Cour Administrative d'Appel de Nantes — Décision N° CAA44-25NT00389

vendredi 4 juillet 2025

JuridictionCour Administrative d'Appel de Nantes
SectionCour Administrative d'Appel de Nantes
N° DossierCAA44-25NT00389
TypeDécision
Recoursexcès de pouvoir
PublicationC
Formation3ème Chambre
Avocat requérantALIX AVOCATS

Texte intégral

Vu la procédure suivante :

Procédure contentieuse antérieure :

M. A a demandé au tribunal administratif de Rennes d'annuler l'arrêté du 9 septembre 2024 du préfet d'Ille-et-Vilaine portant refus de titre de séjour, obligation de quitter le territoire français dans un délai de trente jours, fixation de son pays de renvoi, interdiction de retour sur le territoire français pour une durée de deux ans et signalement de non-admission dans le système d'information " Schengen ".

Par un jugement n° 2405904 du 22 janvier 2025, le tribunal administratif de Nantes a rejeté sa demande.

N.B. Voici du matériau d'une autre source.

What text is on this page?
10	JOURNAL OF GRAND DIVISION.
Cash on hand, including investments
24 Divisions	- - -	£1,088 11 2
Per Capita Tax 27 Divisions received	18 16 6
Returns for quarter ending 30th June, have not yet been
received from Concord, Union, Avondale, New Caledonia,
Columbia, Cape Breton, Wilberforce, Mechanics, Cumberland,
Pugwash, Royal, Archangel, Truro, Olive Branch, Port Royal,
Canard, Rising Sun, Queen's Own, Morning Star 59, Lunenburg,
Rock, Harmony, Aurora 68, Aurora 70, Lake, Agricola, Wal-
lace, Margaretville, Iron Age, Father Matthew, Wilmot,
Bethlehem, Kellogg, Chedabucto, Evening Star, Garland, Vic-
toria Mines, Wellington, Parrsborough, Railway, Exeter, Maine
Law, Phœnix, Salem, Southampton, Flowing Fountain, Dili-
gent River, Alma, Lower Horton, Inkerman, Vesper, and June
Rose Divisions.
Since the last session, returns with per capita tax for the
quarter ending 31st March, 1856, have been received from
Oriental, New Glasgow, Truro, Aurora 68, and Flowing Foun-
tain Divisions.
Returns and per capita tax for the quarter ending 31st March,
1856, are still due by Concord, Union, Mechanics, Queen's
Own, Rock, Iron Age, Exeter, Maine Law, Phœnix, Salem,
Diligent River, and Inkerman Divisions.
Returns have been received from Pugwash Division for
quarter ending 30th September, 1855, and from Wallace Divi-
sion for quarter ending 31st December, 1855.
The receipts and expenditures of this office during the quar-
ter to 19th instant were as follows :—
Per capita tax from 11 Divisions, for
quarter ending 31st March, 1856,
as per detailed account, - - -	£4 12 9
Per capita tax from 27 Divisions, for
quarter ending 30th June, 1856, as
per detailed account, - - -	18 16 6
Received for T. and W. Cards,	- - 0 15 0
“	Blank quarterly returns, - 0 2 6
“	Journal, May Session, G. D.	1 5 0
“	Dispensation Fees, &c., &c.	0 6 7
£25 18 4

Procédure devant la cour :

Par une requête enregistrée le 6 février 2025, M. A, représenté par Me Marchix, demande à la cour :

1°) d'annuler ce jugement du tribunal administratif de Rennes du 22 janvier 2025 ;

2°) d'annuler l'arrêté du 9 septembre 2024 ;

3°) d'enjoindre au préfet d'Ille-et-Vilaine de réexaminer sa situation et de lui délivrer un titre de séjour sur le fondement des dispositions des articles L. 423-7, L. 423-23 et L. 435-1 du code de l'entrée et du séjour des étrangers et du droit d'asile ;

4°) de mettre à la charge de l'Etat le versement à son conseil, qui renonce à percevoir la part contributive de l'Etat au titre de l'aide juridictionnelle, d'une somme de 2 000 euros sur le fondement des dispositions combinées des articles L. 761-1 du code de justice administrative et 37 de la loi n° 91-647 du 10 juillet 1991.

Il soutient que :

En ce qui concerne la décision portant refus de titre de séjour :

- le préfet a méconnu les dispositions des articles L. 423-7, L. 423-23 et L. 435-1 du code de l'entrée et du séjour des étrangers et du droit d'asile et les stipulations de l'article 8 de la convention européenne de sauvegarde des droits de l'homme et des libertés fondamentales et entaché son arrêté d'une erreur manifeste d'appréciation ;

- cette décision est contraire aux stipulations de l'article 3-1 de la convention relative aux droits de l'enfant ;

En ce qui concerne l'obligation de quitter le territoire français :

- cette décision méconnait l'article 8 de la convention européenne de sauvegarde des droits de l'homme et l'article 3-1 de la convention internationale des droits de l'enfant ;

- elle est entachée d'une erreur manifeste d'appréciation ;

En ce qui concerne la décision fixant son pays de destination :

- cette décision est contraire aux stipulations de l'article 3 de la convention européenne de sauvegarde des droits de l'homme et des libertés fondamentales et entachée d'une erreur manifeste d'appréciation ;

En ce qui concerne la décision portant interdiction de retour sur le territoire français pour une durée de deux ans :

- cette décision est contraire aux stipulations de l'article 3-1 de la convention relative aux droits de l'enfant.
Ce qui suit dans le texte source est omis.